For more metaphysical nonsense, go to Wikipedia and read about Gilbert Ryle’s refutation of Descartian dualism. What does that mean? I’m not really sure, but it seems someone other than me is having trouble buying the idea of separating souls from bodies.

But for the real question: does my computer have feelings? I’d say so, but like Will Smith in I, Robot, the Dell 600m’s dramatic range is limited to rebellious paranoia and fits of jittery anger.

Comments

  1. i think someone didn’t give the movie its full credit. so what if every idea isn’t perfectly correct. it’s about the concepts. and it is beautiful. i stand by my words.

    January 6, 2007 @ 12:41 pm
  2. Wang »

    don’t get me wrong, the movie wasn’t awful, but basing that movie’s merits on its “concepts” is like trying to say Tom Clancy’s Rainbow 6 is a stunning work of political analysis because it was about “terrorism.” (unfortunately, i have read it) Anyway, I’m pretty sure we can both agree on the following: Isaac Asimov was a smart man, Will Smith is a funny man, and the scene with the two huge robot trucks sandwiching Will Smith’s sleek-looking Audi sports car was a fantastic piece of eye-candy. let’s just leave it at that — i’ll save the film critiques for the godfather (which we will watch next week)

    January 6, 2007 @ 1:54 pm
  3. A.I. was beautiful. I, Robot wasn’t really formally innovative at all. I thought it was very cynical in the way it was shot— sort of hoping that carryovers from Gattaca, Minority Report, A.I., and similar sexy future movies would be enough to distract the audience from all around poor acting performances and some meta-gay dialogue.
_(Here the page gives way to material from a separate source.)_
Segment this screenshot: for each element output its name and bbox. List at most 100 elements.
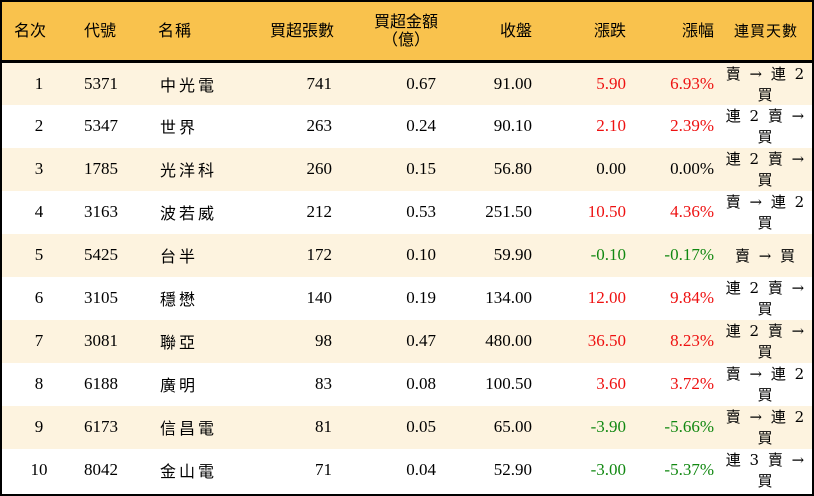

    Aside from that, it’d be neat to look over the way Spielberg treats the sexuality of mechanical devices in A.I. and the way Kar-Wai does it in 2046. I haven’t seen Jude Law take up that robot Duce Bigalow role in a couple years, but Spielberg’s movie seemed to revel in the intersection of technology and sexual stimulation whereas Kar-Wai had a world, or at least a train, where sex with machines was taboo.